1. A pneumatic impeller driven by an external air flow, comprising:

a hub; and

a plurality of blades which are uniformly arranged in a circular shape by taking the center of the hub as the center of a circle, and are arranged along the height direction of the hub,

the blades are provided with a blade basin surface and She Beimian which are connected in an arc shape, the blade basin surface is arc-shaped and is arranged towards the external air flow,

the blade back surface consists of a front edge part and a flow guiding part which are connected in an arc shape, the front edge part and the flow guiding part are both in an arc shape, the flow guiding part is closer to the center of the hub than the front edge part,

the curvature radius of the blade basin surface is 70% -90% of the flow guiding part, the curvature radius of the front edge part is 4.3% -5.5% of the flow guiding part,

the surface of the blade basin surface is provided with a first preset point, the surface of the flow guiding part is provided with a second preset point, the first preset point and the second preset point are both positioned on the same cross section of the hub and are both positioned on a circumference taking the center of the hub as the center of a circle,

taking a straight line passing through the first preset point and tangent to the surface of the blade basin as a first tangent line, taking a straight line passing through the center of the hub and the first preset point as a reference line, taking a straight line passing through the second preset point and tangent to the surface of the flow guiding part as a second tangent line,

the first tangent line and the second tangent line form an acute angle ranging from 6 degrees to 8 degrees, the first tangent line and the reference line form an acute angle ranging from 30 degrees to 33 degrees,

the lowest driving air flow pressure difference of the blade can be reduced to 0.025MPa.
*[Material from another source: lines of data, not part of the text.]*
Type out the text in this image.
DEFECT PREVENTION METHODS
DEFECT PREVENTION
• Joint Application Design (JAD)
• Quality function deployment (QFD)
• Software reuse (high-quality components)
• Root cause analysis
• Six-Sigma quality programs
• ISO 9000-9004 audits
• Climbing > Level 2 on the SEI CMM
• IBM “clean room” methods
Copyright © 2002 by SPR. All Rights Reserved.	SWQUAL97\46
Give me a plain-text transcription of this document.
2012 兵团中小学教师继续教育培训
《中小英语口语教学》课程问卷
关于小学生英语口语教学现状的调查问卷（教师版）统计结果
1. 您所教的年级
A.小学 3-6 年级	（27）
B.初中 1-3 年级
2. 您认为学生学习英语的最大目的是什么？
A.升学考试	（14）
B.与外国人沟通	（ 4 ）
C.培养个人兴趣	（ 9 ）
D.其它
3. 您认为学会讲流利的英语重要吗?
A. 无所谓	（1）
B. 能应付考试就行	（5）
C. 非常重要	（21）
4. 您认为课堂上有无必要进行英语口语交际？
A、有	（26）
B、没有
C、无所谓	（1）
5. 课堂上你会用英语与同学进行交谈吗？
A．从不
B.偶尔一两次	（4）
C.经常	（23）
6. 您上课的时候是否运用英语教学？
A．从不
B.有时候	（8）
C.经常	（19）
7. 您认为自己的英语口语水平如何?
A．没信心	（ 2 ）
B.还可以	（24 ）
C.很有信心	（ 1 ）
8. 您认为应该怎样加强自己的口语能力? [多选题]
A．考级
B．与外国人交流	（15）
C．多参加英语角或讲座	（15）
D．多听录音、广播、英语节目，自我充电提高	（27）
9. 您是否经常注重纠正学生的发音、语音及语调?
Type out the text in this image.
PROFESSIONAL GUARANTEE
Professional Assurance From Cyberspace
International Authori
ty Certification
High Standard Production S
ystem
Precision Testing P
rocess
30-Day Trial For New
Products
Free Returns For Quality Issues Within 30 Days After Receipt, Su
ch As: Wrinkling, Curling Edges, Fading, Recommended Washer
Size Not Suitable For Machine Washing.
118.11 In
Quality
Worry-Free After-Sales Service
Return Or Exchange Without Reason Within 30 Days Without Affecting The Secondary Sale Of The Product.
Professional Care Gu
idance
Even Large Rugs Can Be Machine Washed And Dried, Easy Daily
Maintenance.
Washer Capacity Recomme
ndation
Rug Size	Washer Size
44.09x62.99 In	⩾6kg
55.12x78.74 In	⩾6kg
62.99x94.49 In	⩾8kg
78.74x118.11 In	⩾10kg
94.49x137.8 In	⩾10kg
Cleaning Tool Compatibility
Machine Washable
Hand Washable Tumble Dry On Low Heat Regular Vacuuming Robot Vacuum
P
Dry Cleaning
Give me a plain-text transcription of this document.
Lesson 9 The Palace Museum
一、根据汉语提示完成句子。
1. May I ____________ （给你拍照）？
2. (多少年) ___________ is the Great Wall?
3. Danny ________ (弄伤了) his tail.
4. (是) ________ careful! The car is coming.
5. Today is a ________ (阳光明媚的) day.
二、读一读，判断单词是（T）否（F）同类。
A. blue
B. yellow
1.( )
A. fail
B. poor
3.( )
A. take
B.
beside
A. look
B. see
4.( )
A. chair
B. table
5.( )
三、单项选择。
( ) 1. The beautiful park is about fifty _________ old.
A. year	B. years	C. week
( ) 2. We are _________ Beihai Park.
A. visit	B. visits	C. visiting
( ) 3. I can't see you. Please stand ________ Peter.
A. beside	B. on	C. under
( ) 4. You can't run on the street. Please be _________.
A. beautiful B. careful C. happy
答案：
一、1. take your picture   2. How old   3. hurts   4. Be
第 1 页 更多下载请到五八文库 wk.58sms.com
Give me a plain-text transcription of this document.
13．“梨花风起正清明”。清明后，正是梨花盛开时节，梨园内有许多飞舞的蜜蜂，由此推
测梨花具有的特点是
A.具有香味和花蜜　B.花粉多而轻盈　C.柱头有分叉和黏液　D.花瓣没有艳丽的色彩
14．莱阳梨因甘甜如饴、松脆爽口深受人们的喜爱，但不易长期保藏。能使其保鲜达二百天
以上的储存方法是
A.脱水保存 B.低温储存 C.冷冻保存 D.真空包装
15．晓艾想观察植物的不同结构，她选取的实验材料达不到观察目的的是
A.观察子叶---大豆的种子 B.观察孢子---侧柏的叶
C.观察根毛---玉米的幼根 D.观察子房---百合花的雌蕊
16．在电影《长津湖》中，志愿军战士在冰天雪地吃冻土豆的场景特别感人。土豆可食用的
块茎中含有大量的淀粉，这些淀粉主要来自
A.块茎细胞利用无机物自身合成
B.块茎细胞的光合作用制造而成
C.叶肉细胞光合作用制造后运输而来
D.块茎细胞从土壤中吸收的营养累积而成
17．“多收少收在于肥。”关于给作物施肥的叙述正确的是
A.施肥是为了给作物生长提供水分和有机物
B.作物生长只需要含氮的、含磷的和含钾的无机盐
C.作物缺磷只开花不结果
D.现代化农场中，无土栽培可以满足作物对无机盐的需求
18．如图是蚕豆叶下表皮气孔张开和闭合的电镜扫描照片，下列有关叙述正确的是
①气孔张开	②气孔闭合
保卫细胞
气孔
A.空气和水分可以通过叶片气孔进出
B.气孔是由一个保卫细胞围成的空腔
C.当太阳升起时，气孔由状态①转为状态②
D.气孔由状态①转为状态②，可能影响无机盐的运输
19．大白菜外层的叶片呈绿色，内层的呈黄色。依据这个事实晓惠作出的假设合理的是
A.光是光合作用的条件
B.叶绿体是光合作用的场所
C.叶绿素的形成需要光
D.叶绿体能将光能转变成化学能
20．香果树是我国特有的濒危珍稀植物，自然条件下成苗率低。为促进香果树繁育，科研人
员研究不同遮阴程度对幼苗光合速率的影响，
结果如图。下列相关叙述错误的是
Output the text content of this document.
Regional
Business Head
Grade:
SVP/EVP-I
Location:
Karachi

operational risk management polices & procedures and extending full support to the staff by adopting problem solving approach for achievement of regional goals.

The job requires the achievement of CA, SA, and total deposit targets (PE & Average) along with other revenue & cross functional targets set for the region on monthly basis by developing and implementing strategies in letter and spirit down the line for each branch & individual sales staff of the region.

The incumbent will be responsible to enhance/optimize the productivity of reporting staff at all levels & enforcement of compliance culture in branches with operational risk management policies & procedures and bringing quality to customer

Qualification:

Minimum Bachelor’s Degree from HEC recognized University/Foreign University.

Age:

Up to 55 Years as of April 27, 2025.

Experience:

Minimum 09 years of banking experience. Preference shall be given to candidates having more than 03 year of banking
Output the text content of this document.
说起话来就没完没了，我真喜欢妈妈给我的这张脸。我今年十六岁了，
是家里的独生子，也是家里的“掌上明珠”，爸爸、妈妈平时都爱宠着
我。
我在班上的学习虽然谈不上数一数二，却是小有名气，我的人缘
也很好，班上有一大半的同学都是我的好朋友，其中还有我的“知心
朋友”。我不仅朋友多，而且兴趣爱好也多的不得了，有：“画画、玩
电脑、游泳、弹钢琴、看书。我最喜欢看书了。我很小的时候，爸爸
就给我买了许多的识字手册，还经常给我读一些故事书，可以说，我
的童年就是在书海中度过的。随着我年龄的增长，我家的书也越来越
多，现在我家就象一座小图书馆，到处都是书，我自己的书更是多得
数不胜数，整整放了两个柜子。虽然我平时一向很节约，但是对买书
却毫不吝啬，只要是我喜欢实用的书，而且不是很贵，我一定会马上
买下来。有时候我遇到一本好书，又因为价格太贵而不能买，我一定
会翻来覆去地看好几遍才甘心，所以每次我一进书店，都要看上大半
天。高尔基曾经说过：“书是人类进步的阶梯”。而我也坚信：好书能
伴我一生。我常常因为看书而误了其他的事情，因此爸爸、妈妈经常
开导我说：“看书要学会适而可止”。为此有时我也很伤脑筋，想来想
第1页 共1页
2. A gas-operated impeller as claimed in claim 1, further comprising:

the blade guard plate is provided with a plurality of blades,

the hub is provided with a blade mounting plate which is arranged in parallel with the blade guard plate,

the plurality of blades are mounted vertically between the blade mounting plate and the blade guard.

3. The pneumatic impeller of claim 2, wherein:

wherein the blade mounting plate is provided with a circular edge taking the center of the hub as the center of the circle,

the blade guard plate is in a ring shape taking the center of the hub as the center of a circle, and the edge of the blade guard plate corresponds to the edge of the blade mounting plate.

4. The pneumatic impeller of claim 2, wherein:

the blade mounting plate is provided with a plurality of pressure balance holes, and the pressure balance holes are uniformly distributed in a circular shape by taking the center of the hub as the center of a circle.